SNELLIUS, WILLEBRORD (SNELL; SNELL van ROYEN).

Erathosthenes Batavus. De Terrae ambitus vera quantitate.

Leiden, Iodocus à Colster, 1617.

4to. Completely uncut, in the original interim boards, rebacked in matching paper and with leather cords. A bit of soiling to especially front board. Internally a nice, clean, fresh, and unrestored copy. (12), 263, (1) pp. Illustrated.


Very rare first edition of Snell's seminal magnum opus, in which he founded the modern systematic use of triangulation, thus also founding the modern art of map-making. It is due to his development of triangulation presented in the present work - a method that was used for accurate large-scale land surveying until the rise of global navigation satellite systems in the 1980'ies - that Snell "may rightfully be called the father of triangulation". (D.S.B.).

"Despite Cassini's tables for accurately predicting the motions of Jupiter's moons, which allowed very accurate time measurements to be made, the riddle of longitude still needed another vital piece of information. The size and form of the earth were still uncertain: only one scientific experiment had been conducted to measure its circumference, by Willebrord Snell (1580-1626), in the early years of the seventeenth century.

Snellius, as he is better known, was the son of a wealthy professor of mathematics at the University of Leiden in Holland, where young Snell himself studied law. But it was mathematics that intrigued him, and through his studies, he made considerable contributions to science. He is probably best remembered for the optical law of incidence and refraction named for him [which remained unpublished]. However, the most important of his works published in his lifetime was "Eratosthenes Batavus", and it revolutionized the science of earth measuring. In 1615, emulating the principles of Eratosthenes 1,900 years before, Snellius had measured the length of a meridian arc by using a chain of thirty-three triangles, observed from the tops of churches, across the fields and hedgerows of the flat Dutch landscape. He had then measured the latitude at the north and south end of his chain of triangles. By calculation, assuming the earth perfectly spherical (as did all philosophers in those days), Snellius worked out a diameter for the earth that was just 3.4 percent smaller than modern values.

Although not the first to use triangulation (that claim rightly belongs to Gemma Frisius 60 years earlier), Snell explicated the idea of measuring long distances over the ground by measuring the angles in a chain of triangles rather than by measuring the distance with a surveyor's chain. The method was also far more accurate and significantly speedier than physically measuring directly across the land. Snell's experiments, founded and aided by his patron, Baron Sterrenberg, demonstrated the accuracy of the method and proved conclusively that a framework of stations so developed could be used to control a mapping project." (Edwin Danson, Weighing the World: The Quest to Measure the Earth, pp. 21-22).
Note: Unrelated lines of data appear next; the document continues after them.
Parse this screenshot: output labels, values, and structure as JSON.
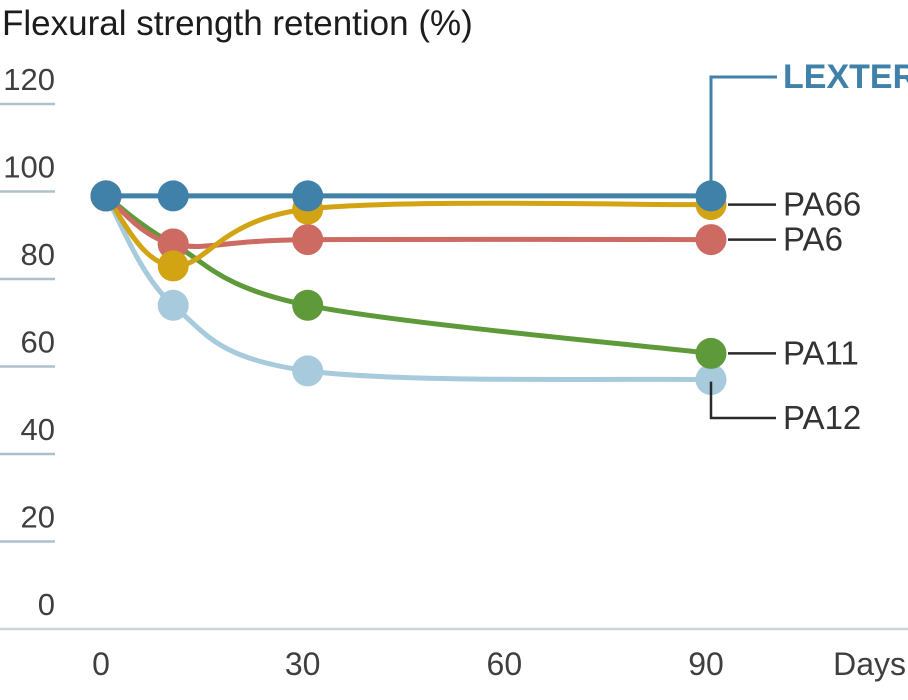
{
  "title": "Flexural strength retention (%)",
  "chart_data": {
    "type": "line",
    "title": "Flexural strength retention (%)",
    "x": [
      0,
      10,
      30,
      90
    ],
    "xlabel": "Days",
    "x_ticks": [
      0,
      30,
      60,
      90
    ],
    "y_ticks": [
      120,
      100,
      80,
      60,
      40,
      20,
      0
    ],
    "ylim": [
      0,
      120
    ],
    "grid": "short-left-tick-underlines",
    "legend_position": "direct-right-labels",
    "series": [
      {
        "name": "PA12",
        "color": "#a7cadd",
        "values": [
          99,
          74,
          59,
          57
        ],
        "callout": "elbow-down",
        "highlight": false
      },
      {
        "name": "PA11",
        "color": "#5f9a3a",
        "values": [
          99,
          88,
          74,
          63
        ],
        "callout": "right",
        "highlight": false
      },
      {
        "name": "PA6",
        "color": "#cd6a62",
        "values": [
          99,
          88,
          89,
          89
        ],
        "callout": "right",
        "highlight": false
      },
      {
        "name": "PA66",
        "color": "#d2a313",
        "values": [
          99,
          83,
          96,
          97
        ],
        "callout": "right",
        "highlight": false
      },
      {
        "name": "LEXTER",
        "color": "#3f81a8",
        "values": [
          99,
          99,
          99,
          99
        ],
        "callout": "elbow-up",
        "highlight": true
      }
    ]
  },
  "colors": {
    "axis_line": "#ccd5da",
    "tick_line": "#adc0cb",
    "tick_text": "#3f3f3f",
    "series_label_text": "#333333",
    "connector": "#2a2a2a",
    "title_text": "#1c1c1c"
  }
}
In 1615, Snell became deeply involved in the determination of the length of the meridian. For his purpose, he selected the method of triangulation that had been used suggested by Gemma Frisius ab. half a century earlier, but Snell developed the method to such an extend that it was able to - for the first time in history - fairly accurately measuring the size of the earth. "Snel developed it [i.e. triangulation] to such an extent that he may rightfully be called the father of triangulation" (DSB). Starting with his own house, he used the spires of town churches as points of reference and thus, through a net of 33 triangles, computed the distance from Alkmaar to Bergen-op-Zoom (ab. 110 kilometers). The two towns were separated by one degree on the meridian, so from his measurement he was able to calculate a value for the circumference of the earth. His groundbreaking measurements and method were published for the first time in his seminal ""Eratosthenes Batavus" (i.e. "The Dutch Eratosthenes") in 1617. Snell calculated how the planar formulae could be corrected to allow for the curvature of the earth. He also showed how to resection, or calculate, the position of a point inside a triangle using the angles cast between the vertices at the unknown point. These could be measured much more accurately than bearings of the vertices, which depended on a compass. This established the key idea of surveying a large-scale primary network of control points first, and then locating secondary subsidiary points later, within that primary network.

Apart from having discovered what is now know as "Snell's law", "Snell had also developed the method of determining distances by trigonometric triangulation and thus founded the modern art of mapmaking." (Asimov:79a).